Okay, so I'm also a very irregular blogger. :-) Hopefully I can get this series done, though. I've vaguely promised to give a presentation on this, and should the askers ever get their act together and schedule me, it'd be nice to have it ready.
I promised to talk about several things this time, our old LDAP, a more detailed explanation of what we were trying to do, and why we were trying to do it, and the process we used to select our software. I probably won't finish them all in this post, but let's see how far I get.
Our old LDAP
Our old LDAP service consisted (actually still consists of) three Redhat Enterprise linux servers running OpenLDAP. It's still in place in an upgraded form as I work to migrate us from this old infrastructure to the new one. This is basically a litany of the issues we had with the old service
Replication issues
First, replication. OpenLDAP, at least when this was installed pre my tenure, openldap had no mechanism for multi-master replication schemes. Nowadays there's syncrepl, but not then. This means that our old setup used a single master, and is vulnerable to missing important changes (e.g. password updates) if the master is down.
Custom Schema
Next up, poorly thought out Custom Schema. This LDAP used an additional attribute, userClass, to restrict account visibility to server machines via way of a nss service search descriptor. The method in general turns out to be about the best way to do this (more on this in later posts), but the problem was the uglyness used in shimming this attribute into a posixAccount objectclass object.
An early version of this shim overrode and extended the posixAccount objectclass via a custom schema. A later version (still in place) created a new object class 'ourAccount' as a SUP of pilotPerson, inetOrgPerson, and account , and declared all account objects as 'objectclass ourAccount' and 'objectclass posixAccount' (and a few others).
Both solutions are a bit ugly.

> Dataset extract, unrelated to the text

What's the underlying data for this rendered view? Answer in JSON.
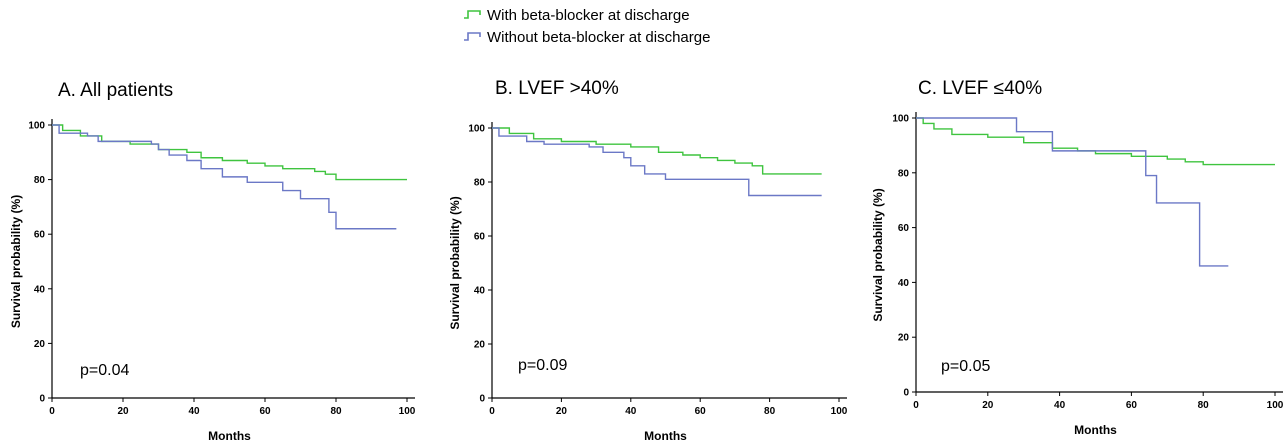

First, 'userClass' might not be the best symantic match for the function it was used for - membership in one or more 'groups'. In particular, there's no easy, single stop way to see a list of all userClass's, and there's advantages to having both a reverse and forward map (e.g. posixgroup/groupOfNames *and* memberOf attributes), and userClass has no mechanism for this. Next, the schema hacks above were a bit ugly and worse, not documented anywhere.
My current one, I admit, still uses a schema hack, but it does allow all the critical operations easily: what's a list of all the 'groups' of users, give me a list of everyone in a group, which groups is this user in, and is this user in this group. Further, it's documented. :-)
Management tool(s)
The set of management tools in place for this service were similarily hacked together, not well supported, and undocumented. There were two scripts in an obscure location to reset passwords and create new accounts. The create new account script also attempted to create an email account on an IMAP server that never really existed. There was also X11 LDAP management GUI on a seperate server which didn't manage any of the custom schema elements, nor, because of the custom schema, could be used to create any new objects. Finally there was a half broken perl script intended to be placed on ldap client hosts to create newly provisioned user's home directories.
Another serious issue is that these tools had no provision for doing proper UID / GID allocation for new accounts. In fact, we had several accounts that had the same UID's and groups that had the same GID's. Also there was no provision for automating user addition and, importantly user deactivation and retirement.
There were also a few outright bugs. The worst was the way password updates were (or weren't) managed. The system depended on each client's 'passwd' command being properly configured via pam_ldap such that it would send password updates to the LDAP replica, get a referral to the master, follow that to the master, bind as the password changing user, and update the userPassword attribute. In addition to the obvious possibility for breakage with any of that configuration, there were two other serious problems.
First, not all systems properly followed the referal, and thus might only update the password in the local replica, or hopefully fail to do so so at least the user got an error instead of an inconsistant password depending on replica.
Second, none of the implementations of pam_ldap bothered to update the 'shadowLastChanged' attribute. This meant that if the user was changing their password due to an expired password, which forced a password change, then no matter how often they updated their password it would always remain expired. This caused no end of oncall support issues for us.
All right, I'm about blogged out. More later on our old LDAP service and other stuff, too, like some of the things we did to make our old LDAP more usable, and our attempts to make it more widespread than just our linux boxes.